Целлер, дряхлеющий и усталый, с упорством старости боролся за свое место. Но однажды я нанес ему смертельный удар. Блейбтрей позвал меня, чтобы указать на какой-то недостаток в работе. Я спокойно выслушал его, потом возразил:
— Я же не могу везде поспеть. А если я не присмотрю за всем сам, счетоводы непременно наделают глупостей.
— А Целлер? — спросил Блейбтрей.
Я пожал плечами. Настала решающая минута, но я должен был действовать осторожно.
— Он старается, — ответил я и слегка усмехнулся, давая понять, что одного этого, в сущности, очень мало; и я сейчас же добавил: — Но он стар и ко всему относится вяло. Мне с ним нелегко.
Разговор окончился тем, что Блейбтрей спросил меня, не соглашусь ли я занять должность Целлера.
Для начала я немного поломался.
— Не знаю… я не хотел бы выживать старика, — сказал я.
Это, конечно, заставило шефа еще сильнее ощетиниться.
— Черт возьми! — закричал он. — Богадельня у меня, что ли?
Ну что ж, я наконец уступил, особенно после того, как хозяин назвал мне мой будущий оклад. Как только я ушел, он потребовал к себе господина Целлера. Когда старик вернулся, на него жалко было смотреть. Он был белее своей рубашки и неверными шагами бродил по конторе, как старый слепнущий пес. Два месяца спустя он в последний раз пришел на службу и, дрожа, попрощался со всеми. Только меня обошел он, по я заметил, что в глазах у него стоят слезы.
Наконец-то я достиг поста заведующего отделом корреспонденции. И я умело воспользовался этим для осуществления своих планов. Прежде всего я составил себе полный список всех заказчиков и поставщиков. Я записывал закупочные и отпускные цены, а также все прочее, что впоследствии могло пригодиться мне при создании собственного дела. Кроме того, я стремился лично познакомиться со всеми клиентами, чтобы они потом вспомнили меня, когда я обращусь к ним от своего имени.
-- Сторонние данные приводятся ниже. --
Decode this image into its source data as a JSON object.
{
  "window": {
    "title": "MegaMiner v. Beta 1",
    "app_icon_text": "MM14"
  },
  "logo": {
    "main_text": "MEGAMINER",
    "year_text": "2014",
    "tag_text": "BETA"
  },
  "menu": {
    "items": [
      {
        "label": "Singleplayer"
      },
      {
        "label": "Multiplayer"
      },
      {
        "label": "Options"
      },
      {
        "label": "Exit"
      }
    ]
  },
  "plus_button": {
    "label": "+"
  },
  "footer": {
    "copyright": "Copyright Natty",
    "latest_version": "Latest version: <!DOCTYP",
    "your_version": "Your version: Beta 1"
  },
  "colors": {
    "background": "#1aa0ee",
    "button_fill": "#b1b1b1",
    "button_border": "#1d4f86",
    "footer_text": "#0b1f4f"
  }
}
Но, само собой разумеется, я не оставался в долгу перед хозяином, платившим мне деньги, и свою работу выполнял так же добросовестно, как и раньше. Больше того, сделавшись начальником и желая оправдать доверие хозяина, я не раз до поздней ночи засиживался в конторе, улаживая спешные дела. В субботний вечер, захватив перчатки и тросточку, я с гордым видом немедленно отправлялся в кафе к Бетти, которая продолжала служить там, пока хозяин и кое-кто из гостей не начали замечать перемену в ее фигуре.
Мы обсуждали тысячу вопросов, интересующих людей, которые собираются пожениться. Мы подыскивали квартиру, покупали мебель и белье. Бетти платила за все из своих сбережений, и это давало мне возможность сохранить мой маленький капитал для собственного дела, которое я предполагал основать еще до свадьбы.
Наконец, отказавшись от места, Бетти целиком посвятила себя приготовлениям, связанным с нашим общим будущим: вышивала свою монограмму на простынях, готовила приданое для малютки. Окончив работу, она с сияющим видом клала ее передо мной. Мы оба радовались, и я целовал ее.
Вечера я всегда проводил у нее. Большей частью мы говорили о ребенке, и она иной раз позволяла мне при-дожить ухо к своему животу, тогда я вполне ясно слышал биение маленького сердца, а иногда мне даже мерещилось, будто я улавливаю тихий вздох.